Daily Management Review

Indian PM Narendra Modi Urged By Global Investors And Indian Startups To Allow Overseas Listings


A call on India's Prime Minister Narendra Modi to change regulations to allow Indian companies to list overseas for better access to capital was given by a group of leading investors including Tiger Global, Sequoia Capital and Lightspeed, said reports based on a letter sent to the Indian government.  
Even though a change in rules was made by the Indian government September that will allow Indian companies to get publicly listed directly on foreign exchanges such as on the New York Stock Exchange or Nasdaq, rules required to govern such listingsare yet top be announced by the government.
Modi was urged to expedite the policy change by about 22 investors and top Indian startups such as food-delivery app Swiggy and online tutoring firm Byju's, in a letter sent to the prime minister in which the signatories called the changes in regulations as an "unfinished reform agenda".
"The current inability of unlisted companies to tap international markets for raising capital is ... an impediment to the growth ambitions of Indian startups," they said in the July 29 letter.
No comments on the issue were made by Swiggy and Sequoia as well as the other firms and Modi's office.

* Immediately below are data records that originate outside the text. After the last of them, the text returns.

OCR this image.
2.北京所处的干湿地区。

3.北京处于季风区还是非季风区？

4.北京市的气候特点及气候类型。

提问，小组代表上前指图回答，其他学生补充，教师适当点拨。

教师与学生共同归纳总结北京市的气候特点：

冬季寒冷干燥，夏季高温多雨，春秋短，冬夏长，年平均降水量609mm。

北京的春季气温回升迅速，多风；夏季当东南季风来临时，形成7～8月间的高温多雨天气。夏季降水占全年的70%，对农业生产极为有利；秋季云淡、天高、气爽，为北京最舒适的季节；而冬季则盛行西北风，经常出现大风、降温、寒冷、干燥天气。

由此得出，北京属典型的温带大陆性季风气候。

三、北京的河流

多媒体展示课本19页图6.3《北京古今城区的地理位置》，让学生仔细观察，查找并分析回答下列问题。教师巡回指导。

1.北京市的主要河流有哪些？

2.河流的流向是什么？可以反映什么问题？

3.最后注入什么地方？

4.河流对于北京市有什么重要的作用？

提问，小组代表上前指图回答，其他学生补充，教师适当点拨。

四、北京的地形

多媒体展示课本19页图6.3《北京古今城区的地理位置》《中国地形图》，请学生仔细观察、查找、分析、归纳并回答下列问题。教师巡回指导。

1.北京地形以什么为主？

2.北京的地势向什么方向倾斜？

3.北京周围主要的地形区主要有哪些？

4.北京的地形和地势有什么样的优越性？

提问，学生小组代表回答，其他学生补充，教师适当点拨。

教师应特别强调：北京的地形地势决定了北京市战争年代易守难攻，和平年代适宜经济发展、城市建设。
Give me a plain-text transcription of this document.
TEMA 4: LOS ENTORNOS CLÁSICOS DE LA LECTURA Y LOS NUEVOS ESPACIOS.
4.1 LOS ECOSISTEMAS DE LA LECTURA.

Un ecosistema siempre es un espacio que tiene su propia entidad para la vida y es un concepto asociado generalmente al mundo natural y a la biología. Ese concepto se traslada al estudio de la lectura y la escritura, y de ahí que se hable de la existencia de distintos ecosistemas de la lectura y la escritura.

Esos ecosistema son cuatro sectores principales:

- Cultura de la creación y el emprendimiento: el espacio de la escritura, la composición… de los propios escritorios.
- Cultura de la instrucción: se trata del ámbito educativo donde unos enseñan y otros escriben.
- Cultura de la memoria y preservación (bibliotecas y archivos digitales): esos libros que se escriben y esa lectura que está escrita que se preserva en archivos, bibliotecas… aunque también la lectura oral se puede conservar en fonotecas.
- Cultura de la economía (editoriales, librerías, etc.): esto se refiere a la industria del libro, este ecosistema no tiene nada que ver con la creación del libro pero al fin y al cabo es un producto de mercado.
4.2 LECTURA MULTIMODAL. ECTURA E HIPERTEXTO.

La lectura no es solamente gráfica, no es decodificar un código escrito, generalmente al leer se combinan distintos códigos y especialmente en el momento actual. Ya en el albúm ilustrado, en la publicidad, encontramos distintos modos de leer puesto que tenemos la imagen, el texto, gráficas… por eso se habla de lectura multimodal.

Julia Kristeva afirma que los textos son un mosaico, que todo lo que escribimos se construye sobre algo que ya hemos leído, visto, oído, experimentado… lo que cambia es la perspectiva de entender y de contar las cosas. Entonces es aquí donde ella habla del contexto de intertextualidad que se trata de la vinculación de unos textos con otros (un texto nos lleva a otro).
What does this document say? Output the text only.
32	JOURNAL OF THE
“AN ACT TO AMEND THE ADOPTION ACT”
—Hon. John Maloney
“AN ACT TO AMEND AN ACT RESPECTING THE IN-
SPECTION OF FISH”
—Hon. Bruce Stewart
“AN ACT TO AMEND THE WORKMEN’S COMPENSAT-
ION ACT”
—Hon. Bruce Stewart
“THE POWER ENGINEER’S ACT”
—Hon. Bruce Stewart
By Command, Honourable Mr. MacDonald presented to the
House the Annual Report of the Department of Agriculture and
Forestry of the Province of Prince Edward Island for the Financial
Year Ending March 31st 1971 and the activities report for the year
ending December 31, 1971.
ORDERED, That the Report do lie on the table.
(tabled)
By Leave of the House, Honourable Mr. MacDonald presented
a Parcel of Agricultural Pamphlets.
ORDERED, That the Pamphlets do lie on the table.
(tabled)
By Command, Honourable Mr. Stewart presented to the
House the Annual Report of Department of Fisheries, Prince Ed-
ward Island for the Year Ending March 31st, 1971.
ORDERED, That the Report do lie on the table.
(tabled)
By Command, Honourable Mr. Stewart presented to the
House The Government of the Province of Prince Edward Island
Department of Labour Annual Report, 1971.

According to analysts, the new policy will be a shot in the arm for Indian unicorn start-ups that are valued at more than $1 billion as well as the digital unit of conglomerate Reliance which is planning a listing in the United States following the firm raising more than $20 billion from investors last year.
However in recent months, a number of companies are deciding to get listed in India.
Recently, a very successful initial public offering was launched on Indian bourses by Indian food delivery Zomato which is backed by China's Ant Group. In the listing the company was valued at $13 billion. On the other hand, the Indian ride hailing company Ola, backed by Japan’s investment firm SofftBank is also reported to be planning an Indian listing.
"Even as some companies are gearing up to list in India, many others are keen to evaluate the option of an international listing," the letter said and underscored the much bigger market capitalization than in India that other markets like the United States have.
The London Stock Exchange (LSE) has led talks with a number of Indian tech firms about their overseas listings even as the LSE is keeping a close watch on the policy change in India, said reports.  Overseas listings will come as an opportunity for some of the leading stock exchanges of the world to lure in the rapidly growing startup companies in India.
The concern within the Indian government about foreign listings is that such a listing could prompt Indian startups to look out for higher valuations through access to a wider group of investors and therefore would decide to only get listed overseas which would be a damper for Indian markets.
Such concerns were "unfounded", the group of investors and startups told Modi in the letter, adding that interest of group of investors and startups would be incerased by overseas listings.